Hardship can seem so romantic when experienced secondhand. It is easy to think of cottage gardening as a style, rather than a way of life. America’s Cottage Gardens by Patricia Thorpe profiles gardeners in the United States who are carrying on the cottage gardening tradition more authentically than what is seen in magazines that proclaim it as a lifestyle. A lot of the people in her book could have stepped out of Passalong Plants. Bender and Rushing don’t make a big deal out of it, but you get the impression that many of the gardeners in their book have seen hard times, and their passalong plants may have been the only nice thing in their lives at times. Passalong plants are the comfort food of gardening. They are easy and remind you of the love you have received in the past, which is good to think of when you need comforting.
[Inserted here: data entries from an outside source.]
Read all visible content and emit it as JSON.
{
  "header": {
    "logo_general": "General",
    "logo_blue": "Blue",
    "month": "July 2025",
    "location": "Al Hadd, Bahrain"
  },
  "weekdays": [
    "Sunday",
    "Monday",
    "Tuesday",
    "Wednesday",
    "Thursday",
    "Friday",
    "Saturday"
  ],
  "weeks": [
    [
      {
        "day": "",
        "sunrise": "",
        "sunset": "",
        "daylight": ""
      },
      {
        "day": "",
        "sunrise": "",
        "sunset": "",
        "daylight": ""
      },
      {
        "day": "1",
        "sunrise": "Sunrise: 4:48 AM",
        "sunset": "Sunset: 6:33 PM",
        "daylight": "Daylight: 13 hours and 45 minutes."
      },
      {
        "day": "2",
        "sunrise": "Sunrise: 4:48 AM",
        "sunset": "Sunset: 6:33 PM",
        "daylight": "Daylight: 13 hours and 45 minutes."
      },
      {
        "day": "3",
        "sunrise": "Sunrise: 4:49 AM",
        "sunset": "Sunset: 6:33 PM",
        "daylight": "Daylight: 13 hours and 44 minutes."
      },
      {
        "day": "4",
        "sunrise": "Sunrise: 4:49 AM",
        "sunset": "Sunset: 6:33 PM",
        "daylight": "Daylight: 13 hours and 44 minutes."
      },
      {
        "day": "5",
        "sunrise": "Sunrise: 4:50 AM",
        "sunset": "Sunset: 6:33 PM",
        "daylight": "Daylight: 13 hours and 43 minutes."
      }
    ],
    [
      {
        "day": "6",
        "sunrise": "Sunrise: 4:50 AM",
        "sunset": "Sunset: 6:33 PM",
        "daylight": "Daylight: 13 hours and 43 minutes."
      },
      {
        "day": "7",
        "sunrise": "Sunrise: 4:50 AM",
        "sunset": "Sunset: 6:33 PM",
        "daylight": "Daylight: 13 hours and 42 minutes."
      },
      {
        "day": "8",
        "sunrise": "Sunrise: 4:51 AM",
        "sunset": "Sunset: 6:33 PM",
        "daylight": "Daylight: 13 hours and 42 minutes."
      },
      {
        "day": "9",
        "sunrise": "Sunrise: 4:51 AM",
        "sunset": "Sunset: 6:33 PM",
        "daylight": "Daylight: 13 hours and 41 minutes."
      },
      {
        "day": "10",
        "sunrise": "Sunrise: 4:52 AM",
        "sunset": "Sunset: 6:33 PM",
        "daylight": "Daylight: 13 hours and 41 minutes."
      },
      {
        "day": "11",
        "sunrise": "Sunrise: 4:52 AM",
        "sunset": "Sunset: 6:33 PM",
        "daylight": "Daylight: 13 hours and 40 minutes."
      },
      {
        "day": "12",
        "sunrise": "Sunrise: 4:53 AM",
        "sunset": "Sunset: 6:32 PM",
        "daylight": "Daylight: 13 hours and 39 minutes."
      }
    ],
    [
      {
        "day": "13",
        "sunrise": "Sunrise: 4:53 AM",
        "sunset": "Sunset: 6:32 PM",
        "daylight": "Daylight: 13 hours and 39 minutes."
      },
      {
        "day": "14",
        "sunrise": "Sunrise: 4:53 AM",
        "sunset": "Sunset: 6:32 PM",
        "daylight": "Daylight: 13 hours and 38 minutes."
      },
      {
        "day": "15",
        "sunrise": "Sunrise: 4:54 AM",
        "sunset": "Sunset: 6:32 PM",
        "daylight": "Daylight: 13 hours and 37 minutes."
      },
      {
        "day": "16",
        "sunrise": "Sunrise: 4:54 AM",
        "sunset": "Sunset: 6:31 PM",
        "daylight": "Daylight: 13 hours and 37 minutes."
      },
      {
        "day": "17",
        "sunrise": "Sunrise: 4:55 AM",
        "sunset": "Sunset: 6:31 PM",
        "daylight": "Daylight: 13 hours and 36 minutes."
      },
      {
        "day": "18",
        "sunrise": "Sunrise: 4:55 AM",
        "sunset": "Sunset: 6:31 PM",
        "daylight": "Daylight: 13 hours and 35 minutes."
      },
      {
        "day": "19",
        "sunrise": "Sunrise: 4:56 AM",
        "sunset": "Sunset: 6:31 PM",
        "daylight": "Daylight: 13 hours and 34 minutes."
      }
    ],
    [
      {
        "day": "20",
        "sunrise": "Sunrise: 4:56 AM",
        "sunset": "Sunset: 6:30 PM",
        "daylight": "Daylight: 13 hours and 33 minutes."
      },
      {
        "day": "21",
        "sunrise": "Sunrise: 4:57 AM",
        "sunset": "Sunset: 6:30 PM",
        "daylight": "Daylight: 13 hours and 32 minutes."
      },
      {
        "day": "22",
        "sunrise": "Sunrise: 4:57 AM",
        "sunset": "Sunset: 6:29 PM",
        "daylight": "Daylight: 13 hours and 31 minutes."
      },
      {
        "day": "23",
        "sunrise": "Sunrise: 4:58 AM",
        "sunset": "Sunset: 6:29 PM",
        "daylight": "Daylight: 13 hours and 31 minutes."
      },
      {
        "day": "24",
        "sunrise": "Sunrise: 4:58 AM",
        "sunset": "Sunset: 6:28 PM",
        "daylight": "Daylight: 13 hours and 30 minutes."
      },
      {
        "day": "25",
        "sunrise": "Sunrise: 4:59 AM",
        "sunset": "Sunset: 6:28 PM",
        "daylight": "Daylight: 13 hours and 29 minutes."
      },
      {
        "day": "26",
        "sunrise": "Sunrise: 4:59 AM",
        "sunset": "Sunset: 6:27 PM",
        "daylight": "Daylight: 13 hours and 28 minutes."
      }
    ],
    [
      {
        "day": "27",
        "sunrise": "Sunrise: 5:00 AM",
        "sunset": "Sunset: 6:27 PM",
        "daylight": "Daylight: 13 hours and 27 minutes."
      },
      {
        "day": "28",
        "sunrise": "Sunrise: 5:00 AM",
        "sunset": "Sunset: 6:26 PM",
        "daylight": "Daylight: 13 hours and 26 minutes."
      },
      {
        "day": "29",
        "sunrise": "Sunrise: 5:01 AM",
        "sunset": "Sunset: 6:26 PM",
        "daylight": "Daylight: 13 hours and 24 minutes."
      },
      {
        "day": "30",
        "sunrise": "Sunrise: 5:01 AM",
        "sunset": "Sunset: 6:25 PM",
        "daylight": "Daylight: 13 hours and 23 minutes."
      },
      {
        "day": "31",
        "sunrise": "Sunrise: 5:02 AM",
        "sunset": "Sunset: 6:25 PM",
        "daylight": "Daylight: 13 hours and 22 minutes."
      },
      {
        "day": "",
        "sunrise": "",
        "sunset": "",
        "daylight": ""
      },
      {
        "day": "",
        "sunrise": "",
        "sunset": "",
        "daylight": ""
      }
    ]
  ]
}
These three concepts overlap to the point that it is hard for me to differentiate between them, but let’s give it a try. Passalong plants refers to the method by which you acquire them. Heirloom plants refers to their age, their history, their ability to endure. Cottage gardeners need free plants that will endure without babying, and so they wind up gardening with plants that other gardeners have extra of, which, quite often, are heirlooms. If I weren’t pretty confident that, on occasion, cottage gardeners indulge in something new, maybe even “store-bought,” I’d say that all cottage gardening plants were passalong heirlooms.
These musings were inspired by the April-May meeting of the Garden Bloggers’ Book Club. And, yes, I know it’s June.